Maybe. You must figure out whether the government benefits more by taking the rebate (paying early) or by earning interest (keeping the money until the bill is due).
When to Pay a Federal Agency's Credit Card Bill
Government-wide commercial purchase cards includes centrally billed travel cards, fleet cards, and other “credit cards”. If your agency use a credit card, you must pay the bill on the date that is best for the government.
If the card issuer offers "basis points," paying early may save money. However, paying as late as possible without incurring late fees and penalties is best. To determine when to pay a credit card bill, you can use either an Excel spreadsheet or a formula.
Enter:
- the total amount the agency owes
- the maximum discount offered
- the basis points offered (This is in your agency's contract with the card issuer.)

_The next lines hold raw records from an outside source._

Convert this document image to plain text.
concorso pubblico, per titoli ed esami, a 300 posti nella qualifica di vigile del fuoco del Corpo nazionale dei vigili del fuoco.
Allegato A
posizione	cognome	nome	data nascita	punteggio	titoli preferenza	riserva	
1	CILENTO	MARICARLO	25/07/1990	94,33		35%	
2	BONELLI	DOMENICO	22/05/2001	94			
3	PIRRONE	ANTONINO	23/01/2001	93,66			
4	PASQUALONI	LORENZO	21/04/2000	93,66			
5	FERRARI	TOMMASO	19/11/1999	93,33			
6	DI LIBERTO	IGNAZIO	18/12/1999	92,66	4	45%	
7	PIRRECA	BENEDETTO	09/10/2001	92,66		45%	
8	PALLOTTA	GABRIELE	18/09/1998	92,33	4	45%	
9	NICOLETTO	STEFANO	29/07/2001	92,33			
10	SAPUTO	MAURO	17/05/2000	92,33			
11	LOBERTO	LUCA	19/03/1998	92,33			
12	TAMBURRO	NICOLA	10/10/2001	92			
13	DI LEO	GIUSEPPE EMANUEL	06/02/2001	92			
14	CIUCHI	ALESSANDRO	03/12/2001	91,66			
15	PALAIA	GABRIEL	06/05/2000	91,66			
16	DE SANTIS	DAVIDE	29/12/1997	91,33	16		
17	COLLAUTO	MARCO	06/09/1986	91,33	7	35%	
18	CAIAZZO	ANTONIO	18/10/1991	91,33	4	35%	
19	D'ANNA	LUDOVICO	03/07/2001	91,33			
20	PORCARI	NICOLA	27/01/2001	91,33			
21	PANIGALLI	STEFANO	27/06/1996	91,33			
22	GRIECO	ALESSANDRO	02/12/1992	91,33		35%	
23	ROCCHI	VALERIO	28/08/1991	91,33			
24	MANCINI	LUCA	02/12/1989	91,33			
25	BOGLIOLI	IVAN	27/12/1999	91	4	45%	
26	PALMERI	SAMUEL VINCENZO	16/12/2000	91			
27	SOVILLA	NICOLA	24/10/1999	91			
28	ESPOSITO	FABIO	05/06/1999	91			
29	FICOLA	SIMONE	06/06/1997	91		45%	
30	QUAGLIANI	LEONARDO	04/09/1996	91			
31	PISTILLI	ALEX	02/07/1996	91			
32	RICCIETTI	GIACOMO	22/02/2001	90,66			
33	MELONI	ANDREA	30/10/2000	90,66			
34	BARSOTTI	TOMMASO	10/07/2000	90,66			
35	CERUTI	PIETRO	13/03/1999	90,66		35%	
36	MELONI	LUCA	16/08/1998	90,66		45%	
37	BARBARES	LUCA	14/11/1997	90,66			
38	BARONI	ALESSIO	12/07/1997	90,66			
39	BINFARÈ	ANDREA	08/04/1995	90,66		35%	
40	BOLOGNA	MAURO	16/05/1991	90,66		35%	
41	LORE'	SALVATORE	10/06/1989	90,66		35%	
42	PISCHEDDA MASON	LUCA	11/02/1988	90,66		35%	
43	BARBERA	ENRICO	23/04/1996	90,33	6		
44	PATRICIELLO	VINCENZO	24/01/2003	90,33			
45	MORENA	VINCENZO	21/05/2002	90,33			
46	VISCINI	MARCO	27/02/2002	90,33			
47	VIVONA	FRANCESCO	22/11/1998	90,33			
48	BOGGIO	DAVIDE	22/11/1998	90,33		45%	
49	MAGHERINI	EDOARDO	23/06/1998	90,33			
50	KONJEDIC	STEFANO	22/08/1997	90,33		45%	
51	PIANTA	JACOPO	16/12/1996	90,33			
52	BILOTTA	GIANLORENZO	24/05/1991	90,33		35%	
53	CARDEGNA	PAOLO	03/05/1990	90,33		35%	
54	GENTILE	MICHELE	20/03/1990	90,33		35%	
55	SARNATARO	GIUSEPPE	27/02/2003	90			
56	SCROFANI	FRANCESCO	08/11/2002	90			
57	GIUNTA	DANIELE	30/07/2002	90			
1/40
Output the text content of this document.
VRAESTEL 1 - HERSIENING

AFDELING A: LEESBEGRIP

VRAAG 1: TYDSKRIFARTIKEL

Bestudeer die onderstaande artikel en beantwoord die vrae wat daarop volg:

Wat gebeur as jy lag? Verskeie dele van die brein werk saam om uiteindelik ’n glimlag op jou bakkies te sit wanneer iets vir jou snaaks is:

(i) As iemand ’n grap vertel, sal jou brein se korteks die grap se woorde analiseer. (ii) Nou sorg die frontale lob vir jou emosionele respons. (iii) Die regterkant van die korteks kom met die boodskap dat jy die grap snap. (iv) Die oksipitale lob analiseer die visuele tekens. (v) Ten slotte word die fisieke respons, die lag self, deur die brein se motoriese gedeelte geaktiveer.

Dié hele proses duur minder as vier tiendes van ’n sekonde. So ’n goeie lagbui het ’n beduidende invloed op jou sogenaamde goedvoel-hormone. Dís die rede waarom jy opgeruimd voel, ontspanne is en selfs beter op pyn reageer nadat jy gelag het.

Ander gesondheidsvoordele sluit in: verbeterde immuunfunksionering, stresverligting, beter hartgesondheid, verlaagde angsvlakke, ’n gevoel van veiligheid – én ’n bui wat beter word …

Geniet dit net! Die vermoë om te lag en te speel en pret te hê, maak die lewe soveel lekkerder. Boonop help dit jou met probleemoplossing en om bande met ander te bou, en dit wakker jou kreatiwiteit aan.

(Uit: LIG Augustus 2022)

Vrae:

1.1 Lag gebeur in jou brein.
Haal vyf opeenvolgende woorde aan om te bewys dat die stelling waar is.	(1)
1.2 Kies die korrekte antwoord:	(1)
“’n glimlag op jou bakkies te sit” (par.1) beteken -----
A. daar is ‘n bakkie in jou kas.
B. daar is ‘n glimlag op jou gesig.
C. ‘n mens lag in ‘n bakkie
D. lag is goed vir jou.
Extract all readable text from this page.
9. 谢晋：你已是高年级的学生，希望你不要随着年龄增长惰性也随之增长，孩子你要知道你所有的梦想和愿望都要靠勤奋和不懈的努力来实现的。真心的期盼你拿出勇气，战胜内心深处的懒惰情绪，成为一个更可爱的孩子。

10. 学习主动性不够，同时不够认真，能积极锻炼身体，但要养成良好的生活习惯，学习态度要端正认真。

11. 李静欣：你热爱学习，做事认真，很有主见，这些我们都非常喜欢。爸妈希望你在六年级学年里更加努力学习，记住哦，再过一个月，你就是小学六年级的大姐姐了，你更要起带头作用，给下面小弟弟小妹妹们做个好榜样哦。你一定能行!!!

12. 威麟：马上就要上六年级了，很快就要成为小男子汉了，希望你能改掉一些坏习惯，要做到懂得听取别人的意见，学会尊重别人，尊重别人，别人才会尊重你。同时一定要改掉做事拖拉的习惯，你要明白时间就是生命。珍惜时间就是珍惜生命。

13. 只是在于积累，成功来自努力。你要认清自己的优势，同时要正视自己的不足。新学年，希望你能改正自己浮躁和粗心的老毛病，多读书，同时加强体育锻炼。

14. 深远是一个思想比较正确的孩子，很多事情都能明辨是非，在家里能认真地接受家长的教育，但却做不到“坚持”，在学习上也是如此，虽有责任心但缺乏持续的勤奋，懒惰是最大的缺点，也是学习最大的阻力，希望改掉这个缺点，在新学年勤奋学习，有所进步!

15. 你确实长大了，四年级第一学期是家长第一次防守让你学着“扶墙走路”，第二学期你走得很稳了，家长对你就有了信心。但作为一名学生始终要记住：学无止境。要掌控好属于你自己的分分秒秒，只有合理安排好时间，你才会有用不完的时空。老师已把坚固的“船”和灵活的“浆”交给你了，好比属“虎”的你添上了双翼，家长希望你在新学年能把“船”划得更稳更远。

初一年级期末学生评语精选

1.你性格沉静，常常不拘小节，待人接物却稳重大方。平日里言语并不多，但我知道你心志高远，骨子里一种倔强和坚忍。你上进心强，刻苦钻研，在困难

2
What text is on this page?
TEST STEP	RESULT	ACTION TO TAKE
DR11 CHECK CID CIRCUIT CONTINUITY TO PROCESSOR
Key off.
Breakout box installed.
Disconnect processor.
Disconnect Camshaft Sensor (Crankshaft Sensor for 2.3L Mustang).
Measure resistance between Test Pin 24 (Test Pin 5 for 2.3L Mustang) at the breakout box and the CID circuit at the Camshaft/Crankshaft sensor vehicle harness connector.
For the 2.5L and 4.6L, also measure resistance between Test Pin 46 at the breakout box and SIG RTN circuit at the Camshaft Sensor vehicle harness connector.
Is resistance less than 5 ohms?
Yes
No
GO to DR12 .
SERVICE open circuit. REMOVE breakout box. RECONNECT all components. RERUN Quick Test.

Excel then shows you what the government will save if you pay as early as possible or as late as possible – at the due date
If paying early will save more money than paying at the due date, you should accept the rebate and pay early. If paying at the due date will save more money than paying early, you should wait and pay as close to the due date as possible.
The spreadsheet includes an example. DOWNLOAD REBATE SPREADSHEETThe formula will assist you in determining if the government will earn interest by holding on to the funds is more or less than saving by paying early.
With the formula, you will determine if it benefits the government to earns interest when holding on to the funds is more or less than what the government saves by paying early.
Use the following formula to calculate the best time to pay your agency's credit card bill.
- (CVF/360)*100
To use the formula, you need two pieces of information:
- The basis points the card issuer offer. You will get from your agency's contract with the card issuer.
- The government's Current Value of Funds Rate (CVFR).
Compare the results of the formula to the card issuer's basis points:
- If it is LESS than the card issuer's basis points, pay as early as possible.
- If it is MORE than the card issuer's basis points, pay as late as possible.
Agency X has a contract with a card issuer that gives them 1.5 basis points. Every day the agency delays paying they lose 1.5 basis points in savings. The 1.5 basis points equals a maximum discount rate of 1.06 percent.
Using the maximum discount rate of 1.06% and the CVFR is 6%.
- To use the formula, convert 6% to the decimal .06/
- (.06/360)*100
- Dividing .06 by 360, we get 0.00016666667
- Multiplying that result by 100, we get 0.016666667
- Rounding that number to 0.0167, we have the result of 1.67 basis points for the government.
- Comparing 1.67 (government's basis points) to 1.5 (card issuer's basis points), we see that the government is earning more in interest each day than it would save by paying early. Therefore, Agency X should hold on to the money as long as possible. It should pay as close to the credit card bill's due date as possible.
Accelerated payments
Agencies should pay vendors early after getting a proper invoice if it is in the best interest of the government and if any one of these is true:
- The invoice is under $2,500.00.
- The payment is to a small business; or
- The payment is related to an emergency, disaster, or military deployment.
Other situations for early payment
In some situations, agencies may pay a proper invoice early without evidence that the goods or services were received (See 5 CFR § 1315.6 and 5 CFR §1315.4(j)).
An agency head or designee may determine, on a case-by-case basis, that early payment is necessary.
Note: This authority must be used cautiously, weighing the benefits of making a payment early against the good stewardship inherent in effective cash management practices. An agency may use the “accelerated payment methods'' (5 CFR §1315.5) when it determines earlier payment is necessary.